Je voudrais poser les questions suivantes au conseiller d'Etat.
Pourquoi cette décision a été prise et par qui a-t-elle été inspirée?
Soupçonnant que la décision revêt des objectifs économiques, à quel niveau se situeront ceux-ci? M. Föllmi ne trouve-t-il pas parfaitement incohérent de confier aux communes le contrôle de ses propres institutions? C'est comme si le Conseil d'Etat se chargeait lui-même de contrôler sa gestion!
Quant aux normes d'encadrement que nous attendons toujours, qui sera chargé de les faire respecter? Les communes? Mais, si pour des raisons financières elles décidaient de ne pas les respecter, quel sera l'organe de contrôle?
Mise à part la Ville de Genève dotée d'une délégation de la petite enfance et qui, je n'en doute pas, respectera les normes du département, je demande au Conseil d'Etat de bien vouloir éclairer la lanterne de toutes les personnes qui n'ont pas été consultées et qui sont très préoccupées de l'avenir de cet important secteur, tant il est vrai que tout ce qui sera investi dans la petite enfance sera gagné pour plus tard.

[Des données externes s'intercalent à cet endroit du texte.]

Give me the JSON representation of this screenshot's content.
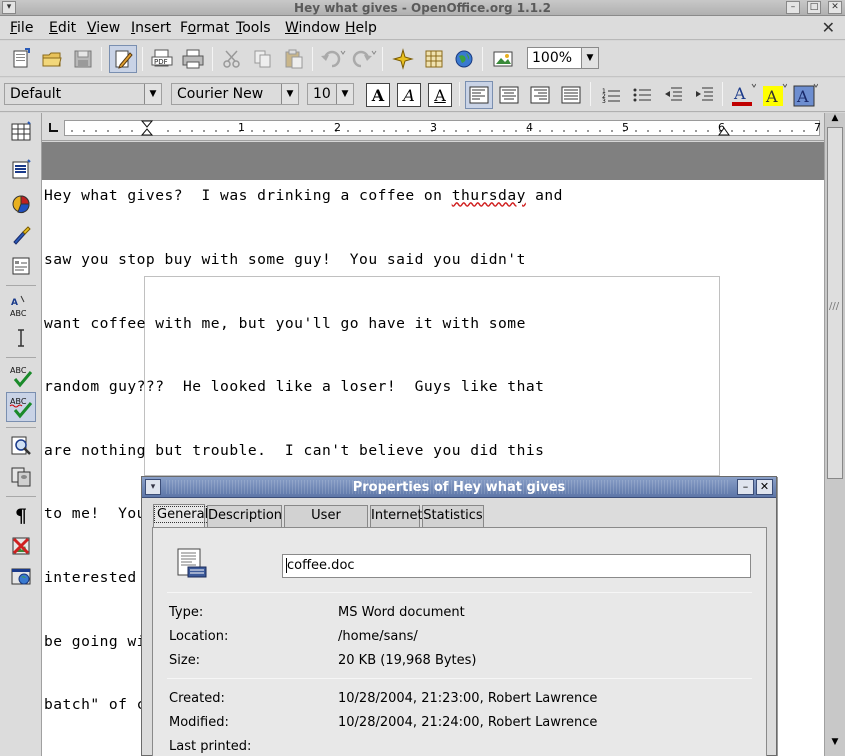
{
  "window": {
    "title": "Hey what gives - OpenOffice.org 1.1.2"
  },
  "menubar": {
    "items": [
      "File",
      "Edit",
      "View",
      "Insert",
      "Format",
      "Tools",
      "Window",
      "Help"
    ],
    "mnemonics": [
      "F",
      "E",
      "V",
      "I",
      "o",
      "T",
      "W",
      "H"
    ]
  },
  "toolbar": {
    "zoom": "100%"
  },
  "format": {
    "paragraph_style": "Default",
    "font_name": "Courier New",
    "font_size": "10",
    "font_color": "#c00000",
    "highlight_color": "#ffff00"
  },
  "ruler": {
    "numbers": [
      "1",
      "2",
      "3",
      "4",
      "5",
      "6",
      "7"
    ]
  },
  "document": {
    "lines": [
      "Hey what gives?  I was drinking a coffee on thursday and",
      "saw you stop buy with some guy!  You said you didn't",
      "want coffee with me, but you'll go have it with some",
      "random guy???  He looked like a loser!  Guys like that",
      "are nothing but trouble.  I can't believe you did this",
      "to me!  You should stick to your word, if you're not",
      "interested in going to coffee with me then you shouldn't",
      "be going with anyone!  I heard rumors about a \"bad",
      "batch\" of coffee, hope you don't get any..."
    ],
    "misspelled_word": "thursday"
  },
  "dialog": {
    "title": "Properties of Hey what gives",
    "tabs": [
      "General",
      "Description",
      "User Defined",
      "Internet",
      "Statistics"
    ],
    "active_tab": "General",
    "filename": "coffee.doc",
    "type_label": "Type:",
    "type_value": "MS Word document",
    "location_label": "Location:",
    "location_value": "/home/sans/",
    "size_label": "Size:",
    "size_value": "20 KB (19,968 Bytes)",
    "created_label": "Created:",
    "created_value": "10/28/2004, 21:23:00, Robert Lawrence",
    "modified_label": "Modified:",
    "modified_value": "10/28/2004, 21:24:00, Robert Lawrence",
    "printed_label": "Last printed:",
    "printed_value": ""
  }
}
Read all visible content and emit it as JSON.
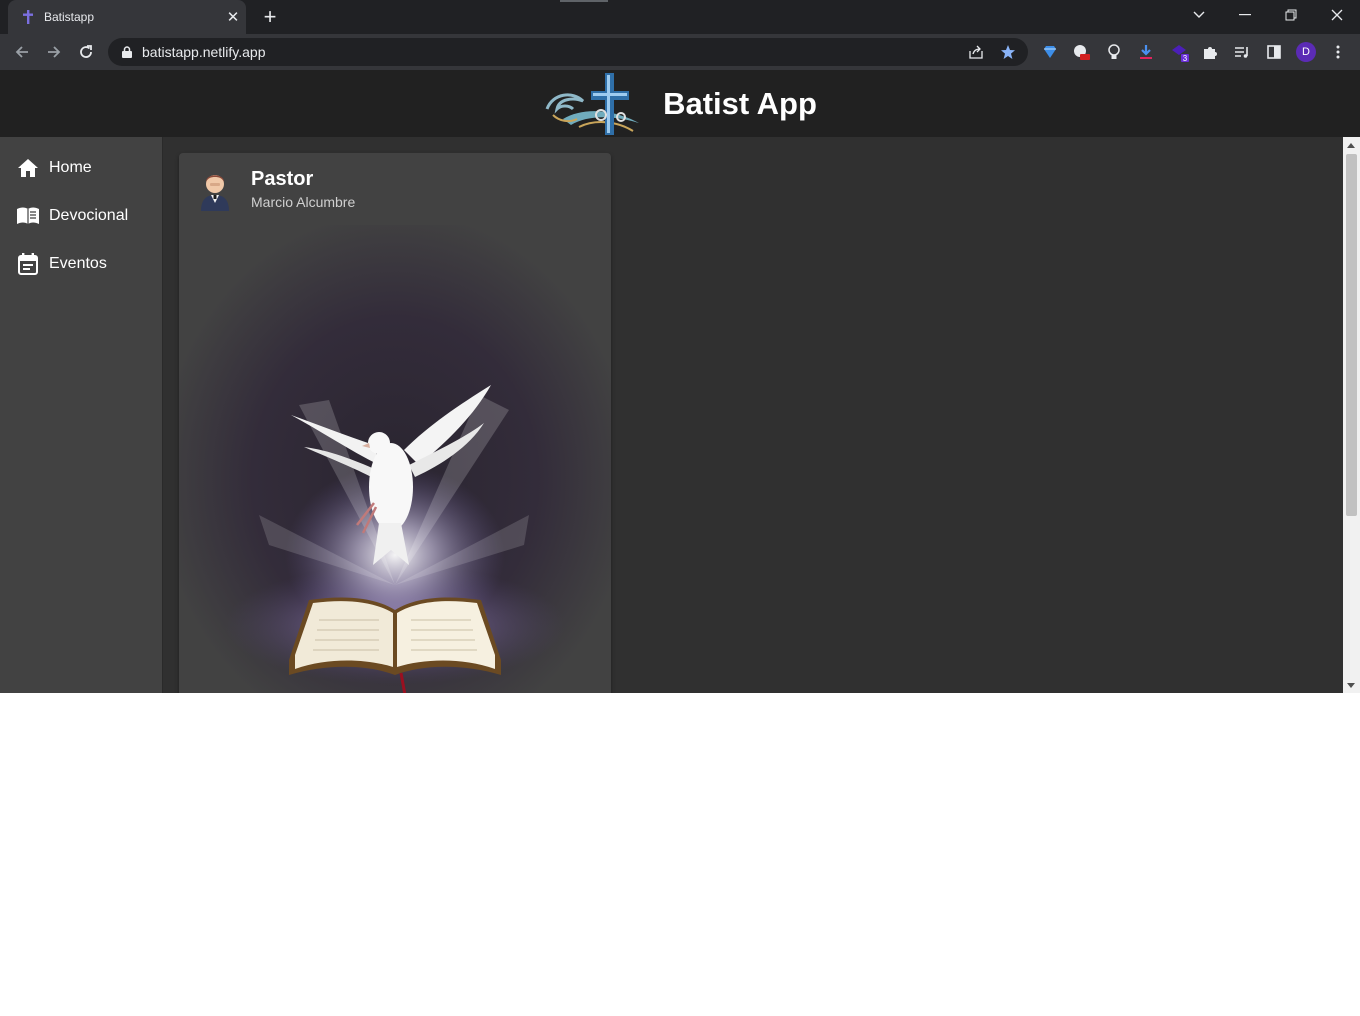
{
  "browser": {
    "tab_title": "Batistapp",
    "tab_close": "✕",
    "new_tab": "+",
    "url": "batistapp.netlify.app",
    "profile_initial": "D",
    "ext_badge": "3"
  },
  "app": {
    "title": "Batist App"
  },
  "sidebar": {
    "items": [
      {
        "label": "Home",
        "icon": "home-icon"
      },
      {
        "label": "Devocional",
        "icon": "book-icon"
      },
      {
        "label": "Eventos",
        "icon": "event-note-icon"
      }
    ]
  },
  "card": {
    "title": "Pastor",
    "subtitle": "Marcio Alcumbre",
    "media_icon": "dove-over-bible-image"
  },
  "colors": {
    "appbar": "#212121",
    "sidebar": "#424242",
    "main": "#303030",
    "card": "#424242"
  }
}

M. Dominique Föllmi, conseiller d'Etat. Je réponds volontiers à Mme Johner au sujet de la surveillance des crèches, garderies et jardins d'enfants.
Ainsi que vous l'avez rappelé, Madame, selon l'ordonnance fédérale sur le placement et la loi genevoise d'application, c'est le département de l'instruction publique, et plus particulièrement le service de protection de la jeunesse, qui est compétent pour délivrer les autorisations et exercer la surveillance sur les lieux de placement des mineurs. Ce service exerce donc la surveillance des mineurs mais aussi celle des crèches et des garderies subventionnées par les communes et non par le département de l'instruction publique.
Dans la mesure où la prise en charge des tout-petits dans les crèches et les garderies a pris une grande ampleur de nos jours -- il faut le dire grâce aux communes, appelées à subventionner de plus en plus les crèches -- il m'a semblé rationnel de déléguer la tâche d'autorisation et de surveillance aux communes concernées. Ce mode de faire aurait -- j'emploie volontairement le conditionnel -- l'avantage pour les communes d'exercer une autorité complète et d'en répondre ainsi directement et totalement devant leur population, au lieu de se borner au simple rôle de «subventionneur» soumis aux décisions de l'Etat.
Vous dites que la commune ne peut pas se contrôler elle-même et que c'est le rôle de l'Etat. Cette affirmation me surprend, car les communes ont un contrôle assumé par le législatif par rapport à l'exécutif. Les citoyennes et les citoyens ont également leur mot à dire à ce niveau.
Nous avons envisagé et proposé -- c'est fou comme une proposition est tout de suite perçue comme une décision définitive -- une formule dans laquelle le département de l'instruction publique garderait la compétence générale d'établir les normes, comme c'est déjà le cas actuellement, et de garantir un fonctionnement correct et uniforme des crèches. Mais il déléguerait aux communes concernées l'application de ces mesures sur le terrain.
Cette démarche a l'avantage de mieux répartir les tâches entre l'Etat et les communes. C'est une volonté politique qui a souvent été exprimée dans cette enceinte et c'est ce qui nous a incités, nous le Conseil d'Etat, à la mettre en pratique.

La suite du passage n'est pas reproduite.